Ok, let's say we get a new requirement.  We now have to model fish.  Luckily since we had enough foresight to realize the code would grow in this direction and used the visitor pattern, we are all set for the change.  Our change will consist of an additional class with a small additive change in our visitor class. So first we add our fish class...

public class Fish : Animal
{
    public Fish(String name) : base(name) { }
}

Then we have to update the visitor because fish are generally poor runners.

public class RunVisitor : AnimalVisitor
{
    public override void Visit(Animal animal)
    {
        Console.WriteLine(animal.Name + " is now running");
    }
 
    public void Visit(Fish animal)
    {
        Console.WriteLine("fish are generally poor runners");
    }
}

And we now execute our code....

RunVisitor target = new RunVisitor();
Alligator alfred = new Alligator("Alfred");
Giraffe jerry = new Giraffe("Jerry");
Fish fredrick = new Fish("Fredrick");
 
target.Visit(alfred);
target.Visit(jerry);
target.Visit(fredrick);

And get the following output...

Alfred is now running
Jerry is now running
fish are generally poor runners

Did you catch that?
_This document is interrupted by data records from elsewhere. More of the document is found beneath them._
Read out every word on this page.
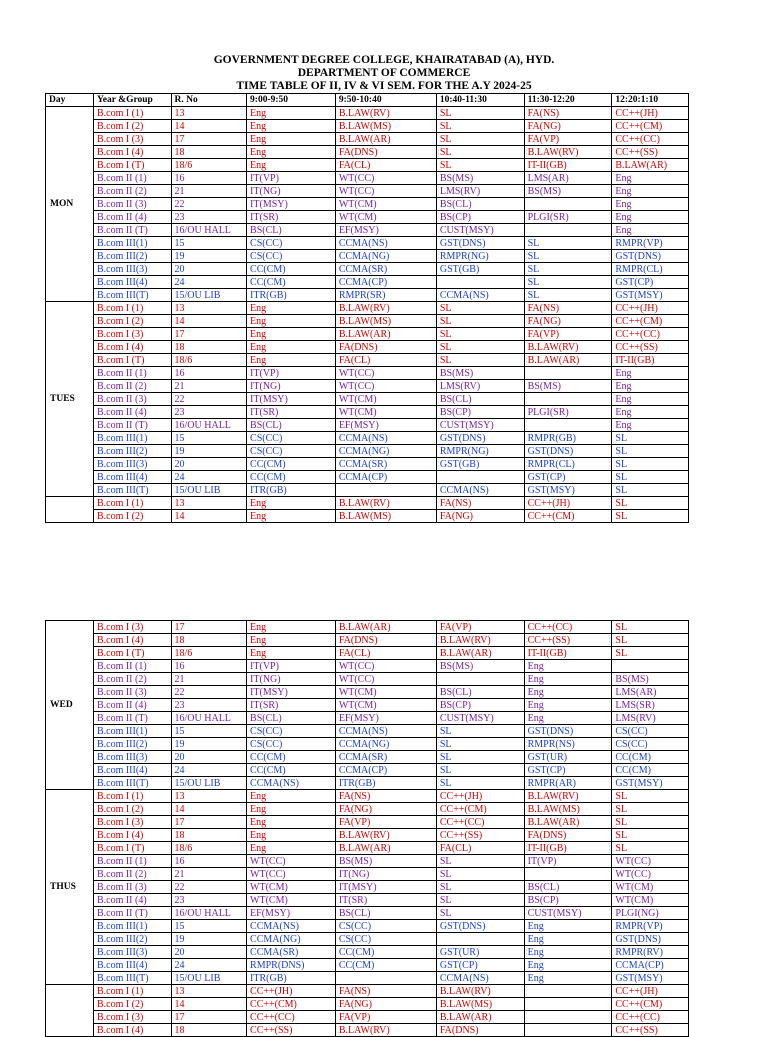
GOVERNMENT DEGREE COLLEGE, KHAIRATABAD (A), HYD.
DEPARTMENT OF COMMERCE
TIME TABLE OF II, IV & VI SEM. FOR THE A.Y 2024-25
Day	Year &Group	R. No	9:00-9:50	9:50-10:40	10:40-11:30	11:30-12:20	12:20:1:10
MON	B.com I (1)	13	Eng	B.LAW(RV)	SL	FA(NS)	CC++(JH)
	B.com I (2)	14	Eng	B.LAW(MS)	SL	FA(NG)	CC++(CM)
	B.com I (3)	17	Eng	B.LAW(AR)	SL	FA(VP)	CC++(CC)
	B.com I (4)	18	Eng	FA(DNS)	SL	B.LAW(RV)	CC++(SS)
	B.com I (T)	18/6	Eng	FA(CL)	SL	IT-II(GB)	B.LAW(AR)
	B.com II (1)	16	IT(VP)	WT(CC)	BS(MS)	LMS(AR)	Eng
	B.com II (2)	21	IT(NG)	WT(CC)	LMS(RV)	BS(MS)	Eng
	B.com II (3)	22	IT(MSY)	WT(CM)	BS(CL)		Eng
	B.com II (4)	23	IT(SR)	WT(CM)	BS(CP)	PLGI(SR)	Eng
	B.com II (T)	16/OU HALL	BS(CL)	EF(MSY)	CUST(MSY)		Eng
	B.com III(1)	15	CS(CC)	CCMA(NS)	GST(DNS)	SL	RMPR(VP)
	B.com III(2)	19	CS(CC)	CCMA(NG)	RMPR(NG)	SL	GST(DNS)
	B.com III(3)	20	CC(CM)	CCMA(SR)	GST(GB)	SL	RMPR(CL)
	B.com III(4)	24	CC(CM)	CCMA(CP)		SL	GST(CP)
	B.com III(T)	15/OU LIB	ITR(GB)	RMPR(SR)	CCMA(NS)	SL	GST(MSY)
TUES	B.com I (1)	13	Eng	B.LAW(RV)	SL	FA(NS)	CC++(JH)
	B.com I (2)	14	Eng	B.LAW(MS)	SL	FA(NG)	CC++(CM)
	B.com I (3)	17	Eng	B.LAW(AR)	SL	FA(VP)	CC++(CC)
	B.com I (4)	18	Eng	FA(DNS)	SL	B.LAW(RV)	CC++(SS)
	B.com I (T)	18/6	Eng	FA(CL)	SL	B.LAW(AR)	IT-II(GB)
	B.com II (1)	16	IT(VP)	WT(CC)	BS(MS)		Eng
	B.com II (2)	21	IT(NG)	WT(CC)	LMS(RV)	BS(MS)	Eng
	B.com II (3)	22	IT(MSY)	WT(CM)	BS(CL)		Eng
	B.com II (4)	23	IT(SR)	WT(CM)	BS(CP)	PLGI(SR)	Eng
	B.com II (T)	16/OU HALL	BS(CL)	EF(MSY)	CUST(MSY)		Eng
	B.com III(1)	15	CS(CC)	CCMA(NS)	GST(DNS)	RMPR(GB)	SL
	B.com III(2)	19	CS(CC)	CCMA(NG)	RMPR(NG)	GST(DNS)	SL
	B.com III(3)	20	CC(CM)	CCMA(SR)	GST(GB)	RMPR(CL)	SL
	B.com III(4)	24	CC(CM)	CCMA(CP)		GST(CP)	SL
	B.com III(T)	15/OU LIB	ITR(GB)		CCMA(NS)	GST(MSY)	SL
	B.com I (1)	13	Eng	B.LAW(RV)	FA(NS)	CC++(JH)	SL
	B.com I (2)	14	Eng	B.LAW(MS)	FA(NG)	CC++(CM)	SL
WED	B.com I (3)	17	Eng	B.LAW(AR)	FA(VP)	CC++(CC)	SL
	B.com I (4)	18	Eng	FA(DNS)	B.LAW(RV)	CC++(SS)	SL
	B.com I (T)	18/6	Eng	FA(CL)	B.LAW(AR)	IT-II(GB)	SL
	B.com II (1)	16	IT(VP)	WT(CC)	BS(MS)	Eng	
	B.com II (2)	21	IT(NG)	WT(CC)		Eng	BS(MS)
	B.com II (3)	22	IT(MSY)	WT(CM)	BS(CL)	Eng	LMS(AR)
	B.com II (4)	23	IT(SR)	WT(CM)	BS(CP)	Eng	LMS(SR)
	B.com II (T)	16/OU HALL	BS(CL)	EF(MSY)	CUST(MSY)	Eng	LMS(RV)
	B.com III(1)	15	CS(CC)	CCMA(NS)	SL	GST(DNS)	CS(CC)
	B.com III(2)	19	CS(CC)	CCMA(NG)	SL	RMPR(NS)	CS(CC)
	B.com III(3)	20	CC(CM)	CCMA(SR)	SL	GST(UR)	CC(CM)
	B.com III(4)	24	CC(CM)	CCMA(CP)	SL	GST(CP)	CC(CM)
	B.com III(T)	15/OU LIB	CCMA(NS)	ITR(GB)	SL	RMPR(AR)	GST(MSY)
THUS	B.com I (1)	13	Eng	FA(NS)	CC++(JH)	B.LAW(RV)	SL
	B.com I (2)	14	Eng	FA(NG)	CC++(CM)	B.LAW(MS)	SL
	B.com I (3)	17	Eng	FA(VP)	CC++(CC)	B.LAW(AR)	SL
	B.com I (4)	18	Eng	B.LAW(RV)	CC++(SS)	FA(DNS)	SL
	B.com I (T)	18/6	Eng	B.LAW(AR)	FA(CL)	IT-II(GB)	SL
	B.com II (1)	16	WT(CC)	BS(MS)	SL	IT(VP)	WT(CC)
	B.com II (2)	21	WT(CC)	IT(NG)	SL		WT(CC)
	B.com II (3)	22	WT(CM)	IT(MSY)	SL	BS(CL)	WT(CM)
	B.com II (4)	23	WT(CM)	IT(SR)	SL	BS(CP)	WT(CM)
	B.com II (T)	16/OU HALL	EF(MSY)	BS(CL)	SL	CUST(MSY)	PLGI(NG)
	B.com III(1)	15	CCMA(NS)	CS(CC)	GST(DNS)	Eng	RMPR(VP)
	B.com III(2)	19	CCMA(NG)	CS(CC)		Eng	GST(DNS)
	B.com III(3)	20	CCMA(SR)	CC(CM)	GST(UR)	Eng	RMPR(RV)
	B.com III(4)	24	RMPR(DNS)	CC(CM)	GST(CP)	Eng	CCMA(CP)
	B.com III(T)	15/OU LIB	ITR(GB)		CCMA(NS)	Eng	GST(MSY)
	B.com I (1)	13	CC++(JH)	FA(NS)	B.LAW(RV)		CC++(JH)
	B.com I (2)	14	CC++(CM)	FA(NG)	B.LAW(MS)		CC++(CM)
	B.com I (3)	17	CC++(CC)	FA(VP)	B.LAW(AR)		CC++(CC)
	B.com I (4)	18	CC++(SS)	B.LAW(RV)	FA(DNS)		CC++(SS)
This is the magic behind the template pattern.

Now what just happened? 

We were able to catch a more specific instance of animal in our RunVisitor class and provide a completely different implementation! 
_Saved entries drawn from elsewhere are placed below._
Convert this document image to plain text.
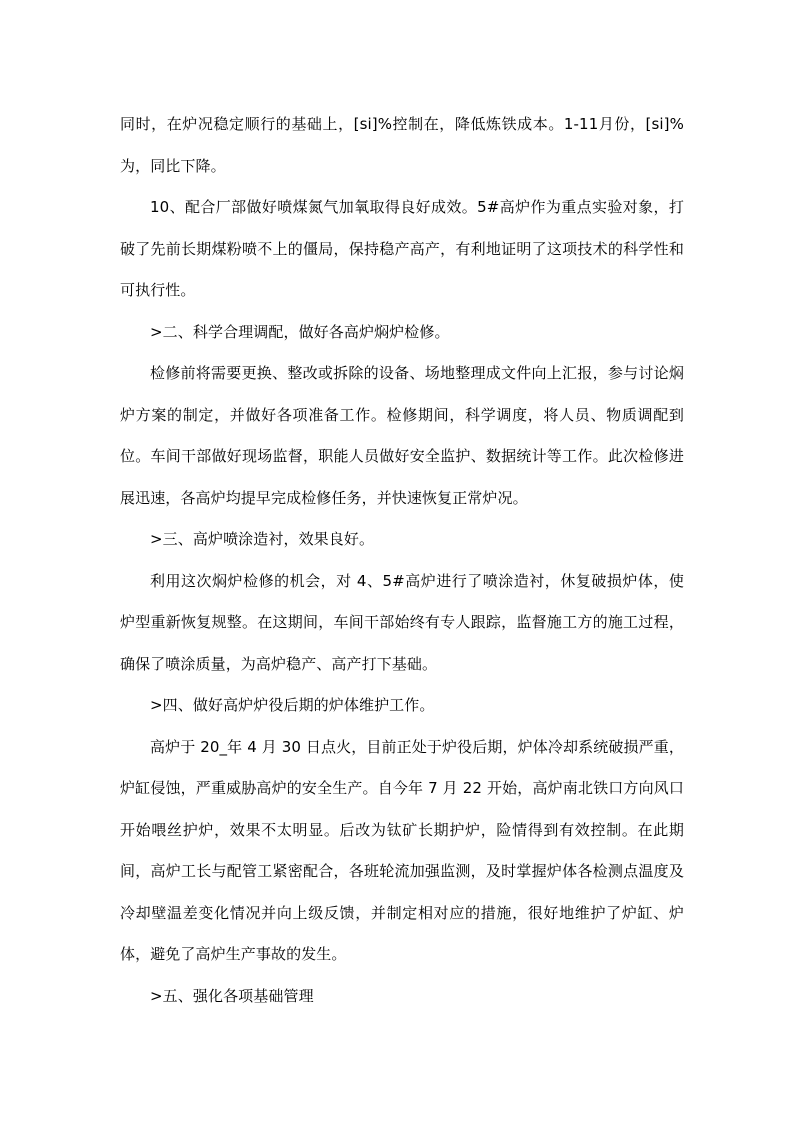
同时，在炉况稳定顺行的基础上，[si]%控制在，降低炼铁成本。1-11月份，[si]%为，同比下降。

10、配合厂部做好喷煤氮气加氧取得良好成效。5#高炉作为重点实验对象，打破了先前长期煤粉喷不上的僵局，保持稳产高产，有利地证明了这项技术的科学性和可执行性。

>二、科学合理调配，做好各高炉焖炉检修。

检修前将需要更换、整改或拆除的设备、场地整理成文件向上汇报，参与讨论焖炉方案的制定，并做好各项准备工作。检修期间，科学调度，将人员、物质调配到位。车间干部做好现场监督，职能人员做好安全监护、数据统计等工作。此次检修进展迅速，各高炉均提早完成检修任务，并快速恢复正常炉况。

>三、高炉喷涂造衬，效果良好。

利用这次焖炉检修的机会，对 4、5#高炉进行了喷涂造衬，休复破损炉体，使炉型重新恢复规整。在这期间，车间干部始终有专人跟踪，监督施工方的施工过程，确保了喷涂质量，为高炉稳产、高产打下基础。

>四、做好高炉炉役后期的炉体维护工作。

高炉于 20_年 4 月 30 日点火，目前正处于炉役后期，炉体冷却系统破损严重，炉缸侵蚀，严重威胁高炉的安全生产。自今年 7 月 22 开始，高炉南北铁口方向风口开始喂丝护炉，效果不太明显。后改为钛矿长期护炉，险情得到有效控制。在此期间，高炉工长与配管工紧密配合，各班轮流加强监测，及时掌握炉体各检测点温度及冷却壁温差变化情况并向上级反馈，并制定相对应的措施，很好地维护了炉缸、炉体，避免了高炉生产事故的发生。

>五、强化各项基础管理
This is part of the power of the visitor pattern, we can code to base class implementations and the visitor can "un-abstract" in order to run type-specific  code without having to explicitly check the type in an "if" or "switch" statement (which is really a very poor programming practice anyways). 

How do you like them apples?

Let's look at another example that will help demonstrate the extensibility of the pattern: Let's say you want to add functionality for a food chain. All we'll have to do is create another visitor class.  Note that the change to our code is only additive (helping to prevent cascading breaks and unintended defects).

public class EatOtherAnimalVisitor : AnimalVisitor
{
    public EatOtherAnimalVisitor(Animal snack)
    {
        m_Snack = snack;
    }
 
    private readonly Animal m_Snack;
    public Animal Snack { get { return m_Snack; } }
 
 
    public override void Visit(Animal animal)
    {
        throw new NotSupportedException("Edibility is unknown");
    }
 
    public void Visit(Alligator animal)
    {
        Console.WriteLine(String.Format("Alligator ate {0} the {1}", m_Snack.Name, m_Snack.GetType()));
    }
 
    public void Visit(Giraffe animal)
    {
        Console.WriteLine(String.Format("{0} is a vegetarian and refuses to eat {1} the {2}", animal.Name, m_Snack.Name, m_Snack.GetType()));
    }
}

And all we have to do to consume our new functionality is the following:

Alligator alfred = new Alligator("Alfred");
Giraffe jerry = new Giraffe("Jerry");
Fish fredrick = new Fish("Fredrick");
 
var eatFredreck = new EatOtherAnimalVisitor(fredrick);
 
eatFredreck.Visit(jerry);
eatFredreck.Visit(alfred);

Which when run, gives us the following result:

Jerry is a vegetarian and refuses to eat Fredrick the VisitorSample.Extended.Fish
Alligator ate Fredrick the VisitorSample.Extended.Fish

I hope this article helped to demonstrate where and how you might find the visitor pattern useful.  If you get nothing else out of this article, it should be that the template pattern can provide behavior extensibility and can also figure out the type of an object and execute appropriate functionality for that type when all we have is a reference to the base class.